We all know change is a constant, in this industry and in life, but the change we face over the next several years is monumental and unprecedented. The sweeping nature of the health care reform legislation makes it difficult, as even the government admits, to predict how the system and its stakeholders will respond. Regardless of how much is unknown and “still to be determined” about reform, all of us continue to face the urgent, ongoing need to reduce health care spending and simultaneously improve health outcomes.

They take a different approach than Express Scripts (see review of this year’s drug trend report) and Medco in their drug trend reports which are more encyclopedic in their breakdown of class by class. CVS Caremark poses questions by group and then presents data to address those questions.  They focus on health reform and overall changes to the market dynamic.  [Both Adam Fein and I review most/all of these reports every year so I’d encourage you to look at both of our blogs if you want historical facts or comments about comparing the drug trend reports.]

  • Employer: Benefit costs are hurting our profitability.
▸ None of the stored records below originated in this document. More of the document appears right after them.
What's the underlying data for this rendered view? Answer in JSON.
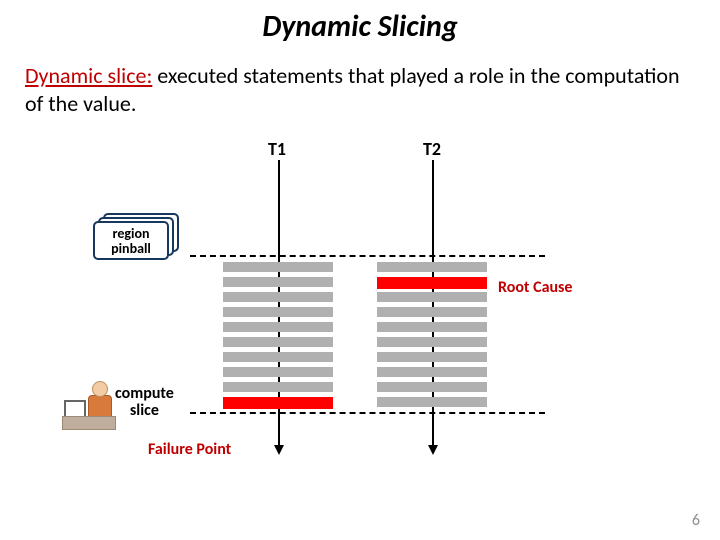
{
  "title": "Dynamic Slicing",
  "definition": {
    "term": "Dynamic slice:",
    "rest": " executed statements that played a role in the computation of the value."
  },
  "threads": {
    "t1": "T1",
    "t2": "T2"
  },
  "labels": {
    "region_pinball_l1": "region",
    "region_pinball_l2": "pinball",
    "compute_slice_l1": "compute",
    "compute_slice_l2": "slice",
    "root_cause": "Root Cause",
    "failure_point": "Failure Point"
  },
  "slide_number": "6"
}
Something’s got to change.
    • Only 6% of employers believe their company will be better off as a result of healthcare reform.
  • Health Plan: How do I compete, comply, and control costs in this new world?
    • 120M members will be seeking or changing coverage between 2012-2016.
  • Physician: My practice is already stretched to the limit.
    • The US will have about 159,000 fewer doctors than it needs by 2025.
  • Consumer: Where do we go from here?
    • In 2010, 1 in 4 households reported having trouble paying medical bills.

Key Statistics:

  • Overall trend = 2.4%
  • Non-specialty trend = 0.8%
  • GDR for 2010 was 71.5%
  • Specialty trend = 13.7%

Specialty now makes up 14.2% of their BOB (book of business) overall spending…[something that some people are predicting will be close to 40% in under 5 years].

I really like how they breakout the charts by type of client (employer, health plan, and TPAs) since they have different approaches to trend management. Here’s the health plan one:

They talk about some of the future trend influencers:

  1. Economy
  2. Aging population
  3. Chronic condition prevalence
  4. Changing condition guidelines
  5. Health care reform
  6. Adherence
  7. Generic launches
  8. Specialty growth
  9. Brand price increases
  10. Less predictable events – weather, flu impact

Like others…they are saying that GDRs (generic dispensing rates) of 80% are now possible by 2012! Talk about a change in the past decade and why there is so much pressure on the manufacturers.

They mention it in the publication, but they’ve also issued some press about their effort to target the specialty spend that happens under the medical benefit. They estimate that 80% of the drug spend in the medical benefit is from specialty drugs with cancer representing 46% and three other categories representing more than 2%:

  • Anemia and neutropenia
  • Osteoarthritis and RA
  • Immune disorders

Given their broad footprint, they pose an answer rather than a question from the next constituent – the pharmacist:

I know I can make a real difference for people.

One of the big areas of focus for leveraging that F2F relationship is adherence:

They provide an updated statistic on average Rxs PMPY of 12.6.

One of their big studies from the year was the one that was published around savings related to adherence:

I’ll end with a statement they highlight at the end:

“Every member interaction is an opportunity to improve outcomes for the plan and the member.”